Die Demonstrationen von Gipfelgegnern in der britischen Hauptstadt sind am Mittwoch in Gewalt umgeschlagen. Krawallmacher belagerten dabei das Bankenviertel und gerieten heftig mit der Polizei aneinander. Mehrere Beamte und Demonstranten wurden verletzt. Zunächst versuchten hunderte Protestierende, sich einen Weg in die Englische Notenbank zu bahnen. Anschließend stürmte eine Gruppe Randalierer eine Filiale der Royal Bank of Scotland, zerschlug Fenster, warf Gegenstände aus dem Gebäude und beschmierte die Wände. Der Polizei versuchte mit Schlagstöcken und Schutzschilden ausgerüstet, die Menge in Schach zu halten.

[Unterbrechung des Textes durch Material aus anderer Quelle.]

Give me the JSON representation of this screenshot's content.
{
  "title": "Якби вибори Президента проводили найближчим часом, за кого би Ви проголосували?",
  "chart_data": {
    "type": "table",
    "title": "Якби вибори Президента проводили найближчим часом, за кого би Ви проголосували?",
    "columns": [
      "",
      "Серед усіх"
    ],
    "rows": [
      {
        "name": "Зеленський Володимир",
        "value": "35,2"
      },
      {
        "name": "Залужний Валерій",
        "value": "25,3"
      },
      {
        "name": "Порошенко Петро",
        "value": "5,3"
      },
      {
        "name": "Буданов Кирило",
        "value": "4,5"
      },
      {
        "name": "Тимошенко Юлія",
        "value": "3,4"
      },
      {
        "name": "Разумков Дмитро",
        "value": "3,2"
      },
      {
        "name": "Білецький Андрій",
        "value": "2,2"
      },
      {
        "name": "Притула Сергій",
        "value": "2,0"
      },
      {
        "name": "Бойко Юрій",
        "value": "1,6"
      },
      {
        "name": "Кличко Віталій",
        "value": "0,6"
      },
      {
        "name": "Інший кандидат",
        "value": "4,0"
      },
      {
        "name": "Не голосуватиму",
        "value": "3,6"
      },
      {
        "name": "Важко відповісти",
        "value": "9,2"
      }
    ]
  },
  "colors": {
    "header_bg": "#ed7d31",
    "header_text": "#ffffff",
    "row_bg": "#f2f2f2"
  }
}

Insgesamt hatten sich nach offiziellen Angaben 4000 Demonstranten zu den lautstarken Protesten gegen Kapitalismus, Kriege und Umweltzerstörung zusammengefunden. Mit Sprüchen wie "Bestraft die Plünderer" und "Wir brauchen sauberen Kapitalismus" zogen sie zunächst zur Notenbank. Zahlreiche Straßen und Eingänge zu Bahnhöfen wurden gesperrt. "Stürmt die Bank" und "Schande über Euch", hieß es in Sprechchören. Die Protestierenden machten sowohl ihrem Unmut über das Finanzsystem als auch über Jobverluste Luft.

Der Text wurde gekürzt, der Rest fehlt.